Thursday, July 07, 2005

Orange Order public relations disaster

Danny Morrison:

On June 27, 1970 in Belfast, the Orange Order planned to march past Hooker Street on the Crumlin Road, where Catholics homes had been burned down, and up Cupar Street past Bombay Street in the west, which had been similarly razed to the ground.

We know from documents and records that both the British and unionist governments were told by their own advisers that these marches were provocative and would lead to widespread trouble. But we also know that Sir Ian Freeland, the General Officer Commanding of the British army in the North, made the following remark to the joint security committee:

“It is easier to push them [Orange marchers] through the Ardoyne than to control the Shankill.”

It spoke volumes for a mindset that still persists among many in the PSNI and the British administration. It explains why loyalists have been allowed to march past Ardoyne and feel no compulsion to negotiate. But it is an issue, like Garvaghy Road and the Lower Ormeau, that ultimately damages the cause of those the marching is meant to placate. Such pandering postpones the day of a settlement based on the rights of residents and marchers alike.

As predicted, widespread rioting broke out on June 27 and ended up in gun battles and loss of life in various parts of Belfast. In Ballymacarrett, a loyalist attack on St Matthew’s church was repelled by members of the “Provisional IRA” after the British army had refused to intervene. Paddy Kennedy MP approached a British patrol for help and was told: “You can stew in your own fat.” Several men died, including the Catholic defender Henry McIlhone, while the senior IRA figure Billy McKee was wounded.

The Stormont government took no responsibility for what had happened and blamed republicans. At the next meeting of the joint security committee, on July 1, it was decided that the authorities had to “restore the military image” and put down trouble “with maximum force”.
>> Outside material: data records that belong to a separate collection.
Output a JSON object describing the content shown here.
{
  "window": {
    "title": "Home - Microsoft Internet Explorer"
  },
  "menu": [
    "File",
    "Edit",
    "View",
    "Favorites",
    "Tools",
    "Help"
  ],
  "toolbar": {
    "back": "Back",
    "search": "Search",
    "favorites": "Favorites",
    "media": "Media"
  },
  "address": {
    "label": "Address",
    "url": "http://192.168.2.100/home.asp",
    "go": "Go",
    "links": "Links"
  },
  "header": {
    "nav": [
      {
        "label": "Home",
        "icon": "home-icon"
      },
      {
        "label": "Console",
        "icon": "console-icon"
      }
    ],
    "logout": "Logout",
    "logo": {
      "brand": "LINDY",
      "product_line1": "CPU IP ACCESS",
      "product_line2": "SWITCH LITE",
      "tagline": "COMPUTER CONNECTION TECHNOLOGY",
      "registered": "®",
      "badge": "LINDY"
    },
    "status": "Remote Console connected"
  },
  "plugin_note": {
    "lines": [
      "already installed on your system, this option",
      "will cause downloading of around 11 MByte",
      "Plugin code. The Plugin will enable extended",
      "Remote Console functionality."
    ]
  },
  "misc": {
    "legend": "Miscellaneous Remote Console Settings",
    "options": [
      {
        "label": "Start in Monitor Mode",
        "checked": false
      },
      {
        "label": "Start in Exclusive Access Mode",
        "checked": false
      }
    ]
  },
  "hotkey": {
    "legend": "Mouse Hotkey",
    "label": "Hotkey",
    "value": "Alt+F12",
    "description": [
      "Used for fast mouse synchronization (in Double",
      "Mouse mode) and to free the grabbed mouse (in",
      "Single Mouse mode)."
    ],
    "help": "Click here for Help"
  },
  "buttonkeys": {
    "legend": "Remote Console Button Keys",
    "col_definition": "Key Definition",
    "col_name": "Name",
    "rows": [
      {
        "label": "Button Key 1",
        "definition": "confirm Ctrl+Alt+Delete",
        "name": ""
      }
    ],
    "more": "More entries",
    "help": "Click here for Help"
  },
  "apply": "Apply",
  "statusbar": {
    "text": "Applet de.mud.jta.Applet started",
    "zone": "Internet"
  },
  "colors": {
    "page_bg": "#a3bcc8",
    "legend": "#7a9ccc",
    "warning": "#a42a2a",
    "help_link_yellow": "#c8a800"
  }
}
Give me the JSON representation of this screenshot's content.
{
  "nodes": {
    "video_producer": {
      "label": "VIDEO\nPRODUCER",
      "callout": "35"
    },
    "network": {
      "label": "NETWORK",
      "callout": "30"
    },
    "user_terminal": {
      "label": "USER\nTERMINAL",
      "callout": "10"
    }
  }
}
This explains the Falls curfew one week later and the raid and seizure of arms that had never been used against the British army but were there solely for the protection of people who had experienced terrifying government pogroms just ten months earlier.
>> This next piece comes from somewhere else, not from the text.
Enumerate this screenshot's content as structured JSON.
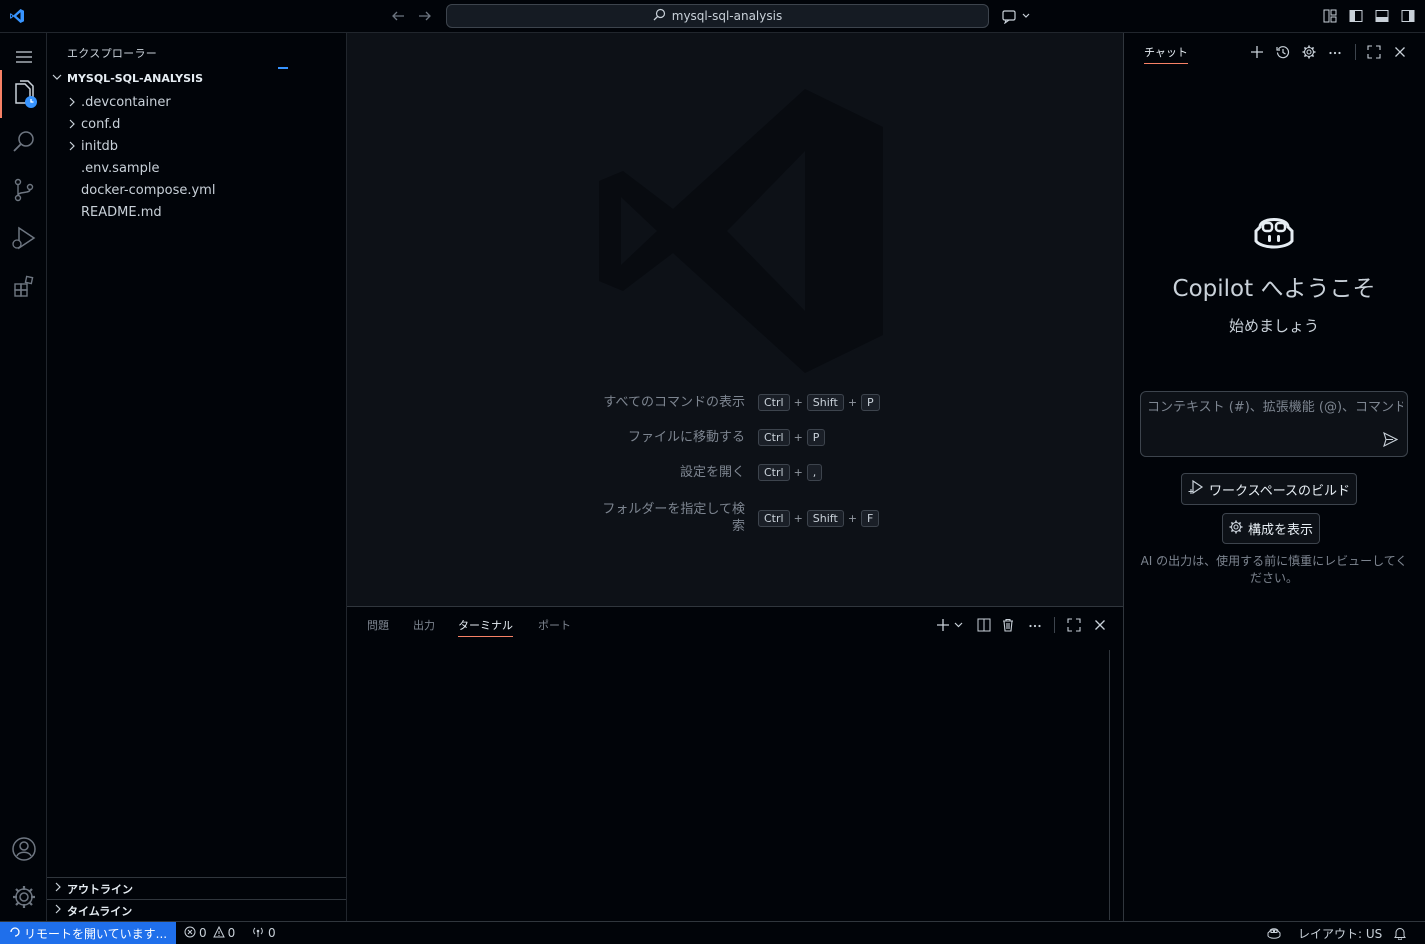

The curfew, by alienating and politicising a huge swath of nationalist opinion, was to dramatically change the political context. When the British army first came onto the streets in 1969, it was welcomed by the majority of nationalists as their protectors. Over subsequent months, this benign image rapidly changed as the Brits became a mere tool of unionist repression, then later the enforcers of British direct rule.

Stormont had also been dragging its heels on introducing reforms. Many nationalists — particularly among the working class — were coming round to the republican view that they could not get their civil rights until they had got their national rights and that this would involve an armed struggle against the government and the system.

It was this mood that the republican movement tapped into and it was after the curfew that the IRA slowly began its campaign, beginning with sabotage operations against key installations and using incendiary devices timed to go off at night in large downtown stores. All of its first military strikes were initially described as “reprisals” for specific British army or RUC attacks on nationalists. There was no military blueprint. The campaign in its early days was largely a matter of improvisation. By the time the campaign was full-blown, republican military structures were still only being put in place in many areas.

Orange marches (and, indeed, other protests such as those at Harryville and at Holy Cross) were to play their part again and again in influencing national and international opinion about the sectarian nature of unionism. But it was the Drumcree protest and the demand to get marching down the Catholic Garvaghy Road that probably did most to hurt the Orange Order, as well as demoralise its members over their failure. Supporters of their cause burnt three children to death and shot dead a Catholic taxi driver out of spite.

Yes, the Orange Order — whose purpose was to galvanise Protestantism and unionism — has certainly undermined the cause it espouses, though few of its members appear to appreciate this.

The Orange Order is truly a public relations disaster.